"Nossa primeira raiz, a mais funda, vem do garoto
alegre correndo com seus amigos ou maltratado em casa; da menina que se sentia
amada ou brutalizada, quem sabe ridicularizada. Até o fim guerreamos com
aquelas arcaicas realidades ou fantasmas: anistiar uma infância difícil é
trabalho de guerreiros, e guerrear é parte do destino humano. " Lya Luft
Meu pai faria hoje 75 anos. Como não lembrar o 7 de janeiro,
eu, que sempre fazia as minhas contas pra sempre passar em Antonina nesse dia
pra vê-lo, dar um abraço e seguir adiante.
Eu sempre conheci meu pai enorme, um gigante quase. Difícil
não gostar daquele homem enorme, que quase sem esforço nos tirava do chão e nos
erguia até as alturas. Que sempre me trazia algo, nem que fosse um apertado
abraço. Que me deu minha primeira bandeira do Atlético, mesmo sendo ele
torcedor do Ferroviário (ou Colorado, ou Paraná, ou...). Que me levou a
Curitiba, ver os animais do Passeio Público. Amei-o com aquele amor que os
meninos sentem por alguém que pode, por qualquer coisa, por uma caixa de
ferramentas fora do lugar, tornar-se trovejante e colérico. Que se torna chato
quando nos impõe tarefas de casa, quando impõe sua lei.

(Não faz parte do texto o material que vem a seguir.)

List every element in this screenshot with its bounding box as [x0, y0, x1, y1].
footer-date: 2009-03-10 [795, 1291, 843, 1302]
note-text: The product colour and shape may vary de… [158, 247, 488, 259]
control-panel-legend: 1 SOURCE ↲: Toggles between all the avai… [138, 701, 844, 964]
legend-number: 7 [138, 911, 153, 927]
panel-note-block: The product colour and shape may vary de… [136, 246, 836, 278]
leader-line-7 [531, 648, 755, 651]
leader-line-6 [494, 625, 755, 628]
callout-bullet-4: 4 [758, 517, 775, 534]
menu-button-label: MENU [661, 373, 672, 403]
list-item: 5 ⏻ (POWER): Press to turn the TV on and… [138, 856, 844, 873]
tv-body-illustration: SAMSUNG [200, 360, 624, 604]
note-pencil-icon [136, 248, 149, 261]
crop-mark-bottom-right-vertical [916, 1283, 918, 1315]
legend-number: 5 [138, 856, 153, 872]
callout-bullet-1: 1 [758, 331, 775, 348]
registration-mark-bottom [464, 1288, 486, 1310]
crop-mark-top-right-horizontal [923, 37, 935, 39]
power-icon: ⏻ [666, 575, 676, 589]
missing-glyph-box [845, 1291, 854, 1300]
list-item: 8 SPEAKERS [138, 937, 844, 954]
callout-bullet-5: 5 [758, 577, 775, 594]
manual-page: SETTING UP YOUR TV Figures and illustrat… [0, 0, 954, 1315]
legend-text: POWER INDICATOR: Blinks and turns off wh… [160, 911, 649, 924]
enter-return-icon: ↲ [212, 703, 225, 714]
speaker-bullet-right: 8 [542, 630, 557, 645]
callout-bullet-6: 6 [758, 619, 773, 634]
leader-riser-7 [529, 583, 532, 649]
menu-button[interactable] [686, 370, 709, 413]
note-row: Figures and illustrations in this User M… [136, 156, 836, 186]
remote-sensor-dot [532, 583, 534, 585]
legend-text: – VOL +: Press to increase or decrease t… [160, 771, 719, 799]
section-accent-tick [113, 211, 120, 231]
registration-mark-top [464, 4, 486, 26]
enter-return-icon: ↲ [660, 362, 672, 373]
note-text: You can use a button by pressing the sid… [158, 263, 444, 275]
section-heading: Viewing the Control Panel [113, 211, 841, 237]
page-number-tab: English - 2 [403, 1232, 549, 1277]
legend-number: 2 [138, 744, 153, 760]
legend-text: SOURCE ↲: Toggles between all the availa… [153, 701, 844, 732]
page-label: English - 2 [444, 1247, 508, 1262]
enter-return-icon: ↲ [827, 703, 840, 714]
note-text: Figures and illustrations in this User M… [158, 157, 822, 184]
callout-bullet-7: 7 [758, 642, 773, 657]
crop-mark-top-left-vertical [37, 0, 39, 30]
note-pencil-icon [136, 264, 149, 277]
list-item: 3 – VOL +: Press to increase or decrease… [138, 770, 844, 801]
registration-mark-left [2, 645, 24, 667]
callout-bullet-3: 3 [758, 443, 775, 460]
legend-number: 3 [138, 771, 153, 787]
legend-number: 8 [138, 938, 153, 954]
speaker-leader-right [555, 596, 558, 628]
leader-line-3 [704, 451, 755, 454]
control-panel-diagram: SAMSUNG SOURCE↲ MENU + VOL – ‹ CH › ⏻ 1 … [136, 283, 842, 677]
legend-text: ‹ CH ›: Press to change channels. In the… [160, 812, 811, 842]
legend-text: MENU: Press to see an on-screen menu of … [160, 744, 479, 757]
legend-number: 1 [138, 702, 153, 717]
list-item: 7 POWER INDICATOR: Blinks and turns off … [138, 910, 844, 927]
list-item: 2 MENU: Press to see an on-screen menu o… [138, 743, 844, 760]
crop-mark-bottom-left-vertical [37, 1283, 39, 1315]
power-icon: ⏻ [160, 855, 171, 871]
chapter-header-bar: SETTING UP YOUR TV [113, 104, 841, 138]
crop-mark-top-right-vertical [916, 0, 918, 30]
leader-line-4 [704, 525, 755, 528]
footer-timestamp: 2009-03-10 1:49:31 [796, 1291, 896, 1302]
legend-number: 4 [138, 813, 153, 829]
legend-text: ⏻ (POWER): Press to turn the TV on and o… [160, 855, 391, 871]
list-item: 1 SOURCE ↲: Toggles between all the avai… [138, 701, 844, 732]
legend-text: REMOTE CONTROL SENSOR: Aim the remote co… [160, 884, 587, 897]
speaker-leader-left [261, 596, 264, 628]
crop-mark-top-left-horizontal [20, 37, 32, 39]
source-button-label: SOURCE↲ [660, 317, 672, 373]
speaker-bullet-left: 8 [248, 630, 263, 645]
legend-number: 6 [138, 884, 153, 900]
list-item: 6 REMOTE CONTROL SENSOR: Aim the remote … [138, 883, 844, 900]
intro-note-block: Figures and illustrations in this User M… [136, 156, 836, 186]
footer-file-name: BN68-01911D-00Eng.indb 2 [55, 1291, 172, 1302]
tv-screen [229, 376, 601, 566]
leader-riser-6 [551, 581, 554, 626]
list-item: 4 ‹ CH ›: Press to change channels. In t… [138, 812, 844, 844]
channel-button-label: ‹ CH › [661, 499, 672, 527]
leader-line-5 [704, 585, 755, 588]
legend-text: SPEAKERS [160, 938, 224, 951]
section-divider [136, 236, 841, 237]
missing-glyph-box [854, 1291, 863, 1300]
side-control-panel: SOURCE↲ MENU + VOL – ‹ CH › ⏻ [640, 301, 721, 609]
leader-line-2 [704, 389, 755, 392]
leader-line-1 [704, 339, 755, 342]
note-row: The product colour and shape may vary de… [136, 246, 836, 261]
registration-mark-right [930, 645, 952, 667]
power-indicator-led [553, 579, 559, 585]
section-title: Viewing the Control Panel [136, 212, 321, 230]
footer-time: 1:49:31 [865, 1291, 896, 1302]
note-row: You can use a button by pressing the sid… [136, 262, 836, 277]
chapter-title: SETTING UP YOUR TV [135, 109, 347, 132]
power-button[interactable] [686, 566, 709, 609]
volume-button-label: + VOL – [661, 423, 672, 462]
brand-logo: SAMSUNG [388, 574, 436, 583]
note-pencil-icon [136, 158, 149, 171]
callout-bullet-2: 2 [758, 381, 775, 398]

Eram tantas as suas leis que a gente não se dava conta que
aquele homem imenso era na verdade um menino. Um grande menino, com os mesmos
medos e angustias que nós tínhamos. Que jogou bola, que tomou sorvete do
restaurante Marreiro, que brincou na caserna, que matou aula (ora se viu?), que
amou seu pai, meu avô, com o mesmo amor fervoroso e desconfiado que nós um dia
viríamos a sentir por ele. Que, às vezes, não entendia direito as leis que nos
impunha. Que tinha os seus problemas, as suas neuras, os seus pecados, reais ou
inventados. Que tentava entender os "tempos novos", que sabia
desconstruir e construir. Enfim, um homem-menino absolutamente moderno.
Mas são coisas que a gente só entende tarde na vida, ou
quando se é pai. Ao ver meus sentimentos para com meus filhos eu me vi nas
mesmas duvidas e angustias que meu pai teve. Cometi erros, tive acertos, como
todos. Mas tive muita sorte, principalmente muita sorte. Tive sempre ao meu
lado, quando precisei, aquele menino magrinho criado na rua do campo, o Dodô de
seu Manequinho, a me ensinar seus erros e acertos. Pois que o menino é o pai do
homem.
(um texto de 2009, primeiro aniversário de seu falecimento; algumas feridas cicatrizaram, outras nunca vão, assim são as coisas. Saudades de seu Dodô, que hoje faria 79 anos)
Belo texto, querido amigo.
ResponderExcluirTeve um dia, talvez há uns 15 anos, que dei-me conta do quanto eu parecia com meu pai, muito especialmente no jeitão de amar e de criar meus filhos.
Como meu pai criou 7 filhos, muito bem criados mesmo sem nenhum manual de instruções, senti-me feliz com a descoberta.
Tenho orgulho de parecer-me com meu pai.
Meu caro
ResponderExcluirobrigado por suas palavras.
O fato é que amor é amor de qualquer jeito, mesmo de um amor meio sem jeito. Quando me dei conta que criava meus filhos tendo meu pai como modelo - e não os livros e outras coisas do gênero, besta moderninho que sou - tudo começou a fazer mais sentido.
Hoje tenho dois filhos, dois enteados e quatro pessoas que eu curto muito.